Predicting rare outcomes

The rate of breakdowns of racehorses in the US is 1.22 per 1000 horse starts. Numerous attempts are being made to predict which horses are on the verge of breakdown from diagnostic imaging methods, biomarkers and biometric variables as the attached article mentions. What are the limitations of predicting such a low rate event? Since we have difficulty in predicting more common events what are the chances that a useful model could be developed?

The biometric data that could predict racehorse injury | Pursuit by The University of Melbourne (

IMO, the biggest challenge you might face is relatively small effective sample size resulting from the low number of injury outcomes (unless you have a massive number of horse starts). This will bound how precisely you can estimate predicted probabilities and model coefficients unless you can incorporate strong prior information with a Bayesian approach. This article outlines an approach you could use to determine a minimum sample size for the estimation or prediction goal at hand (

Thank you for the reference. I was wondering if it is worthwhile to develop a risk prediction model for such rare events. As an example, I don’t think there is a useful model for predicting sudden cardiac death in human athletes which is an even rarer occurrence. If the prevalence/incidence of an event is low, isn’t it likely that a prediction of the adverse event is likely to be a false positive?

Yes, the base rate fallacy is a real thing but I don’t think it really applies to a rigorously developed predictive model – keep in mind most derivations thereof assume some “test comes back positive” or “patient is told they tested positive” which implicitly hides some forced choice classification procedure. If the event is truly rare then (provided your model is well-calibrated) most of the predicted risks will still be quite low. So with a good enough sample size you can still get useful results.

1 Like

What are your thoughts on Firth’s correction for low event prediction models?

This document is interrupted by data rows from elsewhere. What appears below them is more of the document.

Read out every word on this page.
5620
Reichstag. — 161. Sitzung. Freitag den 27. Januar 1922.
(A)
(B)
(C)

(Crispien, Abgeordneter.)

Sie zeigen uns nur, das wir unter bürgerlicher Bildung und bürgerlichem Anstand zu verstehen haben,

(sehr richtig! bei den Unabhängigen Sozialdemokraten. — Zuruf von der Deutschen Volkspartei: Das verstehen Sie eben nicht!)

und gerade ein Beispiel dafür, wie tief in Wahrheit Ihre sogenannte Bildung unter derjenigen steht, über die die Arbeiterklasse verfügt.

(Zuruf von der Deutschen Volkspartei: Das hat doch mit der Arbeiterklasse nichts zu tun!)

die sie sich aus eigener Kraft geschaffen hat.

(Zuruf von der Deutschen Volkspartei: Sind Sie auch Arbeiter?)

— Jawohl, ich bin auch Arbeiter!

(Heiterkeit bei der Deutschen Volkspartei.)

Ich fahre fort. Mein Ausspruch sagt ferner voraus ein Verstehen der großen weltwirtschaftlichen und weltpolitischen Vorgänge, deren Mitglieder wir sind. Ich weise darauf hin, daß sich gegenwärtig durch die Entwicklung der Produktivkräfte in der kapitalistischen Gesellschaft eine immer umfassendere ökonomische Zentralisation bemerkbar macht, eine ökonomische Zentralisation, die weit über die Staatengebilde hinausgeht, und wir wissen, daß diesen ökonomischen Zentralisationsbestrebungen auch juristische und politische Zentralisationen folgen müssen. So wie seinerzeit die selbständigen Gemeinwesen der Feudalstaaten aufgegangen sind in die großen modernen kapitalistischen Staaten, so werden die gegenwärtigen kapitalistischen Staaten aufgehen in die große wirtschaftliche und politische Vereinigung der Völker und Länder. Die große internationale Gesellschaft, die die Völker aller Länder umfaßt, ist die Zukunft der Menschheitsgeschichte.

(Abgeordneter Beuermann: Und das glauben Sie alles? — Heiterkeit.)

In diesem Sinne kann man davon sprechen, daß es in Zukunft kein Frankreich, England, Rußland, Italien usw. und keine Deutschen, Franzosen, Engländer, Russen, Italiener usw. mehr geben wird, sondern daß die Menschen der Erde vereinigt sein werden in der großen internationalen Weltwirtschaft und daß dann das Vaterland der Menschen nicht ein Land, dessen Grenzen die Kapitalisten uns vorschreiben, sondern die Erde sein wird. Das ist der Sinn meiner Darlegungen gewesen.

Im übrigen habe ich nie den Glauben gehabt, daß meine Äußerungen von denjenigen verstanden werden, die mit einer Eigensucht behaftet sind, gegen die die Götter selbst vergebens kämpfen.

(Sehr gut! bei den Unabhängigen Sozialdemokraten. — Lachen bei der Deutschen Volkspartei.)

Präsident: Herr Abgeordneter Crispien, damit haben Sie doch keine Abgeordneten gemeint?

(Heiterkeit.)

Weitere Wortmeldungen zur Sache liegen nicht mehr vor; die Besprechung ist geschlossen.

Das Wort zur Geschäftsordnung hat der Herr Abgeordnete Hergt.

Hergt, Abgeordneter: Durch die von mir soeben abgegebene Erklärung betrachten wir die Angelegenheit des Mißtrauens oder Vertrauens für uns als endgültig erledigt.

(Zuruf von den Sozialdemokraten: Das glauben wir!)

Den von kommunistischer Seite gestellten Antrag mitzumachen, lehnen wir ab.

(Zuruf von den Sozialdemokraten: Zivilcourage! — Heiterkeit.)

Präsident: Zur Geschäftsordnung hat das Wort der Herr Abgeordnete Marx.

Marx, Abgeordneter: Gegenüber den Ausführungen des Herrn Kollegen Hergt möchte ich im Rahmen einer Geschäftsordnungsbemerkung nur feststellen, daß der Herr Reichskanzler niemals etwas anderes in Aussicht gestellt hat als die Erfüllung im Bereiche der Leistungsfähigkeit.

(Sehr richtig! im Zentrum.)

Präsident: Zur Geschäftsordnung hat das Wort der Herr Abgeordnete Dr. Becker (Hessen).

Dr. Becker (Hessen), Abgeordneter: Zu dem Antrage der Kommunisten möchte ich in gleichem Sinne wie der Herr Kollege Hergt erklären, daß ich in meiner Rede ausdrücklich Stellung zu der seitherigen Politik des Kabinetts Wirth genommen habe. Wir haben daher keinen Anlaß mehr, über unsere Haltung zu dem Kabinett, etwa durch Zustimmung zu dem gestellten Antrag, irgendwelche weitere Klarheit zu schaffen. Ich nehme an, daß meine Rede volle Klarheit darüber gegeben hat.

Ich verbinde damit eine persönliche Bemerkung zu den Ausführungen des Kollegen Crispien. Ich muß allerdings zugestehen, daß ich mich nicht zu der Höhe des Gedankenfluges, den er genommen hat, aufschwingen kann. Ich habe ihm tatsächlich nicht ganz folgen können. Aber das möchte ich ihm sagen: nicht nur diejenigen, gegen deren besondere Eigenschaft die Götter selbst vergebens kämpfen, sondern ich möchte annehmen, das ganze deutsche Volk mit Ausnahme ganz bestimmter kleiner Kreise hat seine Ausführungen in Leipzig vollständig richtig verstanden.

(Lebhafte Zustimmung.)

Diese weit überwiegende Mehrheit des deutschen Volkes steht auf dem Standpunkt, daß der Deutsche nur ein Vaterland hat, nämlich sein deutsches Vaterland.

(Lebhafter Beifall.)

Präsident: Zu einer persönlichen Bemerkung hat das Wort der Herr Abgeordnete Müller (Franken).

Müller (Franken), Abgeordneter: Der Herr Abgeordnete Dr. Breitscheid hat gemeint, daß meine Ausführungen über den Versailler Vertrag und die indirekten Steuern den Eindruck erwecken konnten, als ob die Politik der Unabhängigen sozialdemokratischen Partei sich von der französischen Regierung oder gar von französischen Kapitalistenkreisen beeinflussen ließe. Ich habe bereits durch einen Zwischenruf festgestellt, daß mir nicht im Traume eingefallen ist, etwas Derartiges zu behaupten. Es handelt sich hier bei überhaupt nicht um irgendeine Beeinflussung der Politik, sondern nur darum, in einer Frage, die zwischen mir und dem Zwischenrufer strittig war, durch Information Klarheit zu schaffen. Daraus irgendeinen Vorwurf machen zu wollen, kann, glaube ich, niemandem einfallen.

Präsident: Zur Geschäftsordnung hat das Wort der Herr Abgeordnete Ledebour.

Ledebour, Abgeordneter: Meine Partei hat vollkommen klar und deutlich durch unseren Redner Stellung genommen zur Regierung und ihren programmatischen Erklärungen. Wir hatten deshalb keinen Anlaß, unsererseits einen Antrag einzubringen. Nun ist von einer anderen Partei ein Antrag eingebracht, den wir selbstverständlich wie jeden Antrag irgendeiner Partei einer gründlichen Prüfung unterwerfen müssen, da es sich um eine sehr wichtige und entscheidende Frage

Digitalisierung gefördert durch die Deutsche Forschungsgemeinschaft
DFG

IJERPH | Free Full-Text | Bring More Data!—A Good Advice? Removing Separation in Logistic Regression by Increasing Sample Size | HTML (

It looks like the paper is subtly advocating a Bayesian approach: “In FC, the likelihood function is penalized by the Jeffreys invariant prior”, which is in line with what I’d probably go with personally for dealing with separation.

1 Like

The Firth correction is a very mild form of penalization. Too mild.

1 Like

Funny—this exact problem (only in athletes, not horses) is what I’m working on right now.

One alternative to trying to predict the event itself is to move a step or two back up the causal chain that leads to injury. It sounds like horse breakdown is the same fundamental problem as stress fractures in athletes: cumulative damage from biomechanical forces that eventually leads to bone fracture.

So, instead of trying to build a model to predict injuries, which are rare, you could try to build a model to predict the biomechancial forces that cause damage (or predict the amount of cumulative damage itself, e.g. after a given training session). Now, calculating biomechancial forces is not exactly straightforward, but it’s a lot more practical with a small sample size (maybe a few dozen horses + a biomechanics lab) vs. waiting around for years to get many thousands of horse injuries.

Trying to go directly from high-resolution sensor data to injury risk poses another problem: you find yourself in an extreme version of Gelman’s “garden of forking paths”–even a run-of-the-mill sports watch can give you second-to-second measurements of an athlete’s speed, cadence, heart rate, and more; but injuries only happen after many hundreds of hours of training. So, even with thousands of athletes (or horses), you have millions of datapoints per athlete.

Without a framework for analyzing these data, there are so many ways to slice and dice the sensor data (“change in X in the last Y% of …”, “change from baseline in Z…”, “change in X starting Y weeks prior to injury…”) that the possibilities for false positives seems very high. I think these kinds of problems can only be approached with a framework that’s informed by the biological process that’s causing the event (in this case, cumulative fatigue failure, which is a well-studied phenomenon in engineering).

So, model the bone damage, and plug it into a probabilistic model of cumulative fatigue failure. Here’s a nice review from my field on this topic for anyone interested.

1 Like

I applaud your approach. I think that a realistic mixture of biomechanics expertise and empirical analysis will work. You can try to pre-specify analyses but there is a lot of explore. You can make the explorations safe by using the bootstrap to penalize for some of the exploration.